Llegamos a ese pueblito indígena y nos dieron comida, tinto, galletas, pero nosotros nada más de ver la comida nos daba mareo. Nos hicieron curaciones en las heridas, bañaron a los niños, les lavaron los dientes,les pusieron ropa limpia. Después nos dieron una comida especial, un caldo muy bueno, pero muy suave, porque no podíamos comer nada. A mí me canalizaron, a la niña también, a los chiquitos no se les pudo canalizar porque de tan flacos no se les veían las venas. Ya un poco más recuperada me comuniqué con mi hermana que estaba en Puerto Leguízamo. La Armada Nacional vino por nosotros, era un viaje de siete horas por el río, estábamos lejísimos, habíamos caminado mucho.
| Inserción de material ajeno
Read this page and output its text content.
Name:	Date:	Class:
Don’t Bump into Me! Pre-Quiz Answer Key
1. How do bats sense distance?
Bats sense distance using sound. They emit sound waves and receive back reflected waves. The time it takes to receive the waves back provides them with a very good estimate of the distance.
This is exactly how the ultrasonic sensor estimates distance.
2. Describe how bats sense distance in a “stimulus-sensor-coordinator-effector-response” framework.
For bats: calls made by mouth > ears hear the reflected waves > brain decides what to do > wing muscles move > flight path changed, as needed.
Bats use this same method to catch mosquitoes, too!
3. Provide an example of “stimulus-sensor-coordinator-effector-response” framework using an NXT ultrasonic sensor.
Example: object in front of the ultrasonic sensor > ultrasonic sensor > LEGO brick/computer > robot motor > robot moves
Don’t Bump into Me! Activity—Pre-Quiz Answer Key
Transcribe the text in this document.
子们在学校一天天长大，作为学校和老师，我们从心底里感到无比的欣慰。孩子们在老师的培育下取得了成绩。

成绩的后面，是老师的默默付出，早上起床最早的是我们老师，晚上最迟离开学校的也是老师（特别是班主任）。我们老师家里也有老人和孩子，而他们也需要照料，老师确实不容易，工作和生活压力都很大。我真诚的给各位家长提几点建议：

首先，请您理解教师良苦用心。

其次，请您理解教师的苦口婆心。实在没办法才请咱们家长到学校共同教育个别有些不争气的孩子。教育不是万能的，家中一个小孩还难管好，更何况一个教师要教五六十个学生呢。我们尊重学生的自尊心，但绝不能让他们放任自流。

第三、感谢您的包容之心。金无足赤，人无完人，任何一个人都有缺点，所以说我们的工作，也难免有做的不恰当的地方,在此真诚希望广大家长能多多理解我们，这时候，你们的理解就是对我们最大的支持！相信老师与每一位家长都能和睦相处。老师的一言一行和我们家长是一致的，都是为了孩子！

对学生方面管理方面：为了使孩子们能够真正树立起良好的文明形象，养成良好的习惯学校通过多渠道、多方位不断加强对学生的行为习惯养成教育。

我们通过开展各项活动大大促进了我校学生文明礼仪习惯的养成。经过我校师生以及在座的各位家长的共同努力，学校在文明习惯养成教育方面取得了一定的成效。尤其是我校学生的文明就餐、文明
Le digo: yo pesaba sesenta kilos y terminé pesando cuareta y seis, casi me desaparezco.

Por varios días, más de trescientos campesinos estuvieron buscando a María Oliva y a sus hijos, pero María Oliva nunca escuchó a los perros cazadores ni las escopetas ni los gritos de los hombres más fuertes del monte del Putumayo. Su esposo Alexánder quiso suicidarse al saber a su familia perdida, y al llegar a Puerto Leguízamo en una camilla, María Oliva lo encontró lleno de lágrimas y, pese a que no ha sido un hombre atravesado por el simentalismo, se le arrojó a abrazarla como en los años de la juventud, de los primeros amores.

En la montaña hubo un momento en que los niños me dijeron que se arrepentían de no haber compartido más conmigo, de haber perdido tanto tiempo en los videojuegos y que lo que más deseaban era estar acostados en familia viendo películas y comiendo salchipapas, solo eso. Empezaron a arrepentirse de todo lo malo y a orar —yo también estaba arrepentida de muchas cosas—, prometieron ir a misa todos los domingos, y en ese momento me di cuenta de que ellos veían la muerte cerca, que sabían que se iban a morir, que como yo también se estaban callando el miedo a morir en la selva.